The UN’s Special Rapporteur on Freedom of Religion of Belief has welcomed Uzbekistan’s pledge to implement the recommendations he made in the wake of a visit there in October last year.
Uzbekistan has promised to implement 12 recommendations made by Ahmed Shaheed, and has given a timeline for each one, as well as supposed outcomes and responsible agencies.
“It is heartening to see the government bind itself to these processes in a time-bound manner,” said Shaheed. “I encourage the government to adopt a human-rights-based approach to the implementation of the roadmap. It will require, inter alia [among other things], an open, accessible and participatory process, and a focus on the enjoyment of human rights by all.

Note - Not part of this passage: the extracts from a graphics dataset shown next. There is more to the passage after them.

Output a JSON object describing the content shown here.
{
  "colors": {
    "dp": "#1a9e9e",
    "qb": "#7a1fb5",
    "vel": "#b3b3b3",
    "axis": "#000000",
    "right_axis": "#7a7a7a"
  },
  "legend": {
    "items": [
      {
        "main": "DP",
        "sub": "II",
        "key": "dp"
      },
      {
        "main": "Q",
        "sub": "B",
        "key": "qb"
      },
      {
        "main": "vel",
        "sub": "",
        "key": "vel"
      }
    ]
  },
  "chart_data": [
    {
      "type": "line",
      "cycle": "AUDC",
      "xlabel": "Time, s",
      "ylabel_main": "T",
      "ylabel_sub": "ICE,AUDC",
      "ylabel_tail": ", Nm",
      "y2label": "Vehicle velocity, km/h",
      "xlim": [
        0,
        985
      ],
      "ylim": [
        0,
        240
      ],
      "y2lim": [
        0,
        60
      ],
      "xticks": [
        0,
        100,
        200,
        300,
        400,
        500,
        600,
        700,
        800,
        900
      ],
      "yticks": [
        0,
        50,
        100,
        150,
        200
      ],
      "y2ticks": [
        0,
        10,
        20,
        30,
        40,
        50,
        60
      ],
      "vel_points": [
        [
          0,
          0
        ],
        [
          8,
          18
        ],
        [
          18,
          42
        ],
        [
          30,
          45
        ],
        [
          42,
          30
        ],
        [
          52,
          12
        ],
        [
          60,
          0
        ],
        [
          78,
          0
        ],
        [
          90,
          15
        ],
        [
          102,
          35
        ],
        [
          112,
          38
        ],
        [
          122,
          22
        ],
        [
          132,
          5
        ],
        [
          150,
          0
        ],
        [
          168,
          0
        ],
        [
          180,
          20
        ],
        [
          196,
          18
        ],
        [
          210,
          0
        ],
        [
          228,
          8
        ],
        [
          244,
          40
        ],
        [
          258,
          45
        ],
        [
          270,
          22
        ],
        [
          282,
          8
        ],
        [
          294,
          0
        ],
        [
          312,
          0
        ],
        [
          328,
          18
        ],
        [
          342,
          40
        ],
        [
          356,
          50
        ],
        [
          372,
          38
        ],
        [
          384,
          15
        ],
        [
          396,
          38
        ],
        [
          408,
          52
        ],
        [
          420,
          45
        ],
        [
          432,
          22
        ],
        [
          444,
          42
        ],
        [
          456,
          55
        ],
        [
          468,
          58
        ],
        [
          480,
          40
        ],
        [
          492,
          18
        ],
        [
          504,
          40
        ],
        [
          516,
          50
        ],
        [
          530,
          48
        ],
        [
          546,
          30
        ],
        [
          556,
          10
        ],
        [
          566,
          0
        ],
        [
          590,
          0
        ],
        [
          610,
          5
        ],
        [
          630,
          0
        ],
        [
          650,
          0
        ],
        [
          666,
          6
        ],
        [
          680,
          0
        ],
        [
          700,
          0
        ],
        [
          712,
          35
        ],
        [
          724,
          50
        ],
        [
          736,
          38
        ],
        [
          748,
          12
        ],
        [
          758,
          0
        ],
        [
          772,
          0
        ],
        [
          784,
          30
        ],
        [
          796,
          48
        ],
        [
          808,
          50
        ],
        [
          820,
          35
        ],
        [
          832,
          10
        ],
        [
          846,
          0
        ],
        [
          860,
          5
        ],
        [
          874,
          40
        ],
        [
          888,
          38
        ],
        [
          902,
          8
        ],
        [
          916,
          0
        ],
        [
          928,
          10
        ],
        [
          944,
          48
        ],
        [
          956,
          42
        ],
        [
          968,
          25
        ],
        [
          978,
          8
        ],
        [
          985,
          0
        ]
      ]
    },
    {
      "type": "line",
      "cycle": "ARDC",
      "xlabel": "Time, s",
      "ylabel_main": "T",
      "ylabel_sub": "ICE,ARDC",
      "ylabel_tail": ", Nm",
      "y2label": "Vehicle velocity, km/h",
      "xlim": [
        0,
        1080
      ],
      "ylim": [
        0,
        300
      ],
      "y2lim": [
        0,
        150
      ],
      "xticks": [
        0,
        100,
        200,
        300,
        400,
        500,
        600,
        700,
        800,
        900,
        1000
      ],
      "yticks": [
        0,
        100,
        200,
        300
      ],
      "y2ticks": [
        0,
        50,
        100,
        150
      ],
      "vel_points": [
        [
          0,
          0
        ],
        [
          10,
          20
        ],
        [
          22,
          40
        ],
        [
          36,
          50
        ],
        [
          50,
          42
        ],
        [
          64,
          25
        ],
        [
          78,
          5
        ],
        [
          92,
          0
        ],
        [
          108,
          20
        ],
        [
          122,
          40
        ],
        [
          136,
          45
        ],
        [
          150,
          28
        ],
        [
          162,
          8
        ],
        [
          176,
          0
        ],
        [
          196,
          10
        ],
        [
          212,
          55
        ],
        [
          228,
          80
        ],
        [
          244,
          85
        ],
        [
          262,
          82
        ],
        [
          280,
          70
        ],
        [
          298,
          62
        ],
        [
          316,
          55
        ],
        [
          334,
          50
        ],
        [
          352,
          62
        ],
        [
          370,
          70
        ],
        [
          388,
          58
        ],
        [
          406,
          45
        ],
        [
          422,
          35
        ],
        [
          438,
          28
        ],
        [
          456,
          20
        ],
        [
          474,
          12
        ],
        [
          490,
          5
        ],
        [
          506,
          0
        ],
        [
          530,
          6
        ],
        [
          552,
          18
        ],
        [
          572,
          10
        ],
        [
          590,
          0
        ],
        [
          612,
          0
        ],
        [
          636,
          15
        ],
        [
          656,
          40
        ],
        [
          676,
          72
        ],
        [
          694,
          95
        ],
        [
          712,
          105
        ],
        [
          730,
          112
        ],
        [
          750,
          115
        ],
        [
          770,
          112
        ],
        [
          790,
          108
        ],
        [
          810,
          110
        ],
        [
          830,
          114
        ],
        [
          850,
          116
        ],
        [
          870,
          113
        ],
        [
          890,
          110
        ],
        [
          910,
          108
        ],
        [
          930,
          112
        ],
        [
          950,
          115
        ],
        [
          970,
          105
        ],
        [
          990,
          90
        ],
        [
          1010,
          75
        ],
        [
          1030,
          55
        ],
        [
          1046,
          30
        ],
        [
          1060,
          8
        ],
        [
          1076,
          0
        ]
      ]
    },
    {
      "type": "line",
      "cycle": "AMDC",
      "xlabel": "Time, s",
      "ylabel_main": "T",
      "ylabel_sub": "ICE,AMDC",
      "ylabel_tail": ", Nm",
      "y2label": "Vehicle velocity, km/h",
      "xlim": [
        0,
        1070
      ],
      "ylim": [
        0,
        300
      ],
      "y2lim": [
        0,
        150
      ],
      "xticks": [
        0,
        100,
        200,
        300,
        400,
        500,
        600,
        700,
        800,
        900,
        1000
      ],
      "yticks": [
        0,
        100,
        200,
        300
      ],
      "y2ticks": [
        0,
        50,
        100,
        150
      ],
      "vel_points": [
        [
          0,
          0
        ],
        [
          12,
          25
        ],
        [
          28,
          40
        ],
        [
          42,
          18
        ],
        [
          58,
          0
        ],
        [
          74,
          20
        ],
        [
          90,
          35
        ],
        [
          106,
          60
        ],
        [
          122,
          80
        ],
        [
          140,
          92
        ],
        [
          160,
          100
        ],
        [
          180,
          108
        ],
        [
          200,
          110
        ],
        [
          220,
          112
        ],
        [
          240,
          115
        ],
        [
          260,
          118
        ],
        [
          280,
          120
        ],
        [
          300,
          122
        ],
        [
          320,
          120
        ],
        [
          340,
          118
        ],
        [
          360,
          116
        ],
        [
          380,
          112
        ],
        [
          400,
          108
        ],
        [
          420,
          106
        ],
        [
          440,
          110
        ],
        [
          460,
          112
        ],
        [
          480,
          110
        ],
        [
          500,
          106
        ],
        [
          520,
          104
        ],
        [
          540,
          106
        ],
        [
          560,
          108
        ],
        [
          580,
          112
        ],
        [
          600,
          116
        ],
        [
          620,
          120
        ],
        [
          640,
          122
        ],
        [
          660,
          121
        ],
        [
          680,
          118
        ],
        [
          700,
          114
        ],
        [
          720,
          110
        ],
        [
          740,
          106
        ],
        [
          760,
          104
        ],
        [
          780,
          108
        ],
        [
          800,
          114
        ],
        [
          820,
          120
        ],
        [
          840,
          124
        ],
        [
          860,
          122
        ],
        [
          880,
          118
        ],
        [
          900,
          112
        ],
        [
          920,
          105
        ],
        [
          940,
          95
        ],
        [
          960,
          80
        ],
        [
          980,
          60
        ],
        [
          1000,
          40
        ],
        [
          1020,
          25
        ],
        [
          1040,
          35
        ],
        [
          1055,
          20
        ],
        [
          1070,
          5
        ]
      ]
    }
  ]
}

I also call on all stakeholders to contribute to this process.”
The Uzbek president agreed to the UN’s proposed roadmap for implementing the recommendations in May, in commemoration of the 70th anniversary of the Universal Declaration of Human Rights.
Shaheed had encouraged the country to protect religious freedom as part of its ongoing reforms, rather than seeing religion as a threat.
In his report to the Human Rights Council, he said that law changes and a strong political will were needed if Uzbeks were to freely practise their faith.
“Freedom of religion or belief as a human right inherent to every human being is not recognised in law and in practice,” he said after his visit, adding that this “poses a fundamental challenge for religious freedom in Uzbekistan”.
World Watch Monitor reported recently how state harassment against Baptists in Uzbekistan has continued, despite the UN’s recent criticism. Meanwhile, women belonging to a Protestant church in Urgench have reportedly faced threats, harassments and sexual violence from local authorities.